Nefes
Nefes Nedir
1 . Soluk.
2 . Şifa amacıyla hastaya okunan dua.
3 . Sigara, pipo içilirken içe çekilen duman: "Sigarasını efkârlı olduğu zamanlar yaptığı gibi sık nefeslerle çabuk çabuk içiyordu."- H. Taner.
4 . mecaz Canlılık, hayat belirtisi: "Bir insan daha var çok şükür evde / Nefes var / Ayak sesi var / Çok şükür, çok şükür."- O. V. Kanık.
5 . edebiyat Bektaşi ve Alevilerin görüş ve düşüncelerini belirtmek için yazılmış şiir.
Nefes Aldırmamak
dinlenmesine fırsat vermemek, aralık vermemek.
Nefes almak
1 . havayı ciğerlerine çekmek, soluk almak: "Nefes aldıkça içime kurum ve is kokusu doluyor sanıyorum."- R. E. Ünaydın.
2 . dinlenmek.
3 . ferahlamak, rahatlamak: "Bu telgrafı okur okumaz, geniş bir nefes aldım."- Y. K. Karaosmanoğlu.
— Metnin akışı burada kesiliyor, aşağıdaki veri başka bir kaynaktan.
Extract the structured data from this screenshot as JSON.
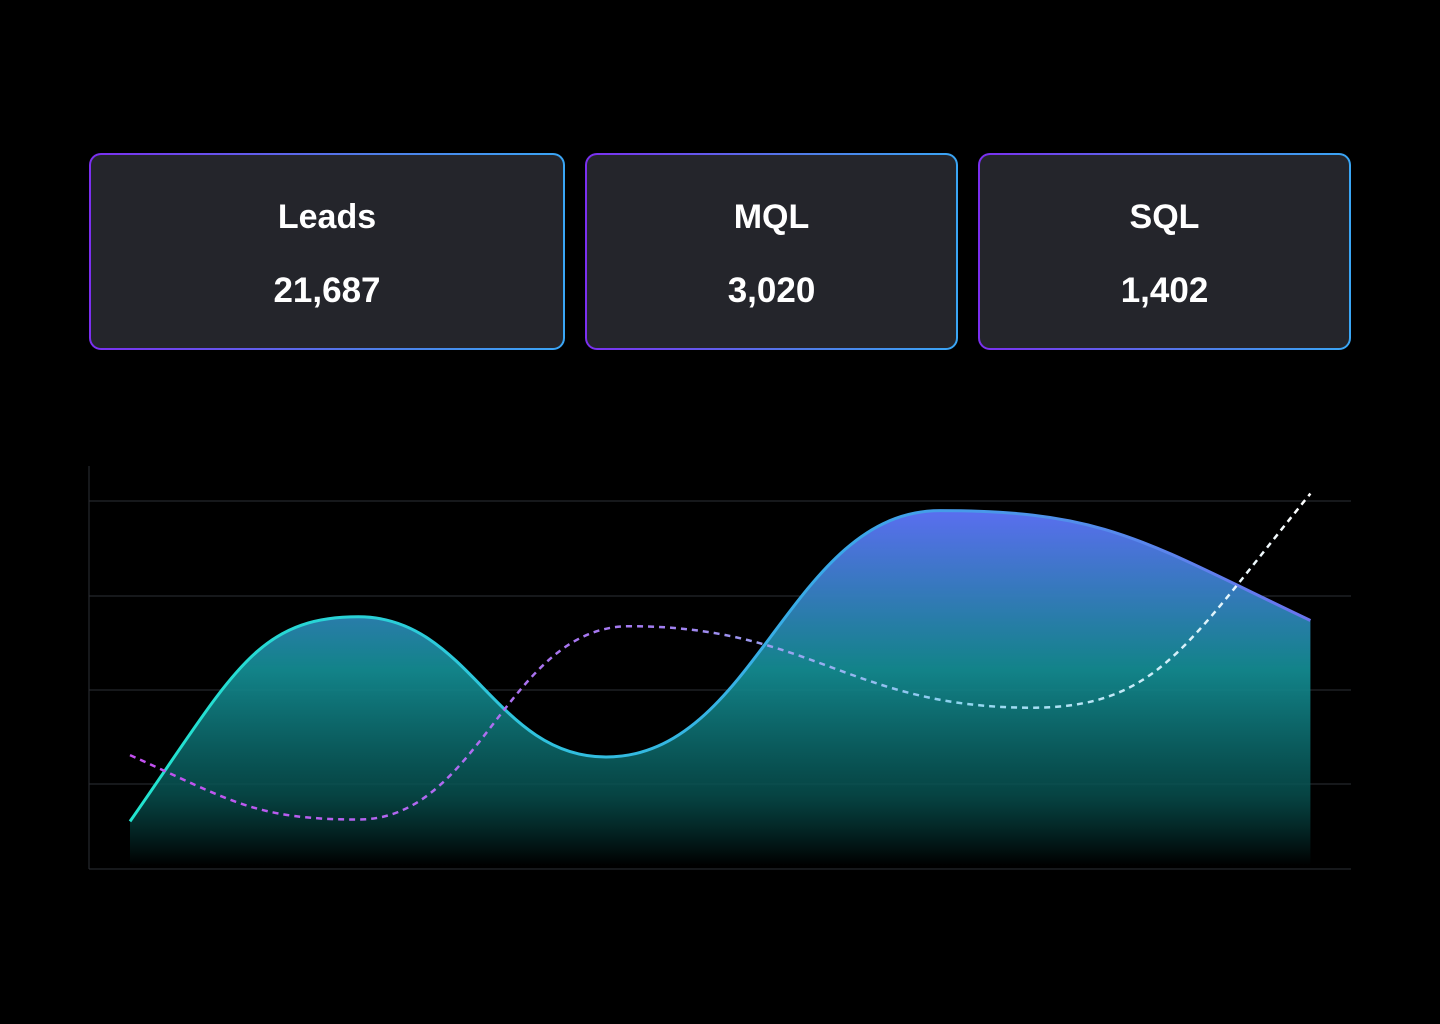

4 . mutlu bir biçimde yaşamak: "Gezecek, eğlenecek, nefes alacak hiçbir yer yok."- M. Ş. Esendal.
Nefes çekmek
1 . sigara veya başka bir şeyin dumanını içine çekmek: "Ramazan sigarasının izmaritinden birkaç nefes çekti."- Ç. Altan.
2 . esrar içmek.
Nefes etmek
boş bir inanışa göre, rahatsızlığı, illeti geçirmek için okuyup üflemek:
Nefesi durmak
ölmek. mecaz şaşkınlık içinde kalmak.
Nefesi kesilmek
1 . güç soluk alacak duruma gelmek veya soluğu büsbütün durmak: "Nefesi daralıyor, yüzü kızarıyor, böğrüne bir ağrı giriyor ve yol ona gittikçe uzuyordu."- M. Ş. Esendal.
2 . mecaz bunalmak, sıkılmak: "İki güzel filmin arkasından peş peşe on tane moloz film sıralanınca insanın nefesi kesiliyor."- B. R. Eyuboğlu.
3 . mecaz hayran kalmak, etkilenmek.
nefesine güvenen borazancıbaşı olur
"başarabileceğine emin olanlar büyük işlere girişmelidir" anlamında kullanılan bir söz.
Nefesi tutup beklemek
heyecan, merak veya endişeyle sonucu izlemek: "Uzun süren ziyaretin sona ermesini, nefeslerini tutup beklemişlerdi."- A. Kulin.
Nefes tüketmek
uzun uzun ve boş konuşmak
Nefes borusu
Soluk borusu.
Nefes darlığı
Solumada yaşanan sıkıntı.
Nefes darlığı çekmek
solumada sıkıntı yaşamak:
Nefes kesici
1 . Heyecanlı, coşkulu.
2 . Çok güzel.
Nefes Nefese
Soluk soluğa:
Nefesi kuvvetli
Okuduğu dualar etkili olan (kimse).
Bir nefes
Bir an, kısa bir süre:
Son nefes
Hayatın sonu
Tıknefes
Herhangi bir sebeple solunum sıkıntısı olan, güçlükle, kesik kesik nefes alan
Balık nefesi
Balinagillerin başından çıkarılan ve kozmetik maddeler ve süslü mumlar yapımında kullanılan bir yağ.
Diyafram Nefesi
Akciğerlerin havayla doldurulup diyafram kasının harekete geçirilmesine dayanan soluk alma biçimi.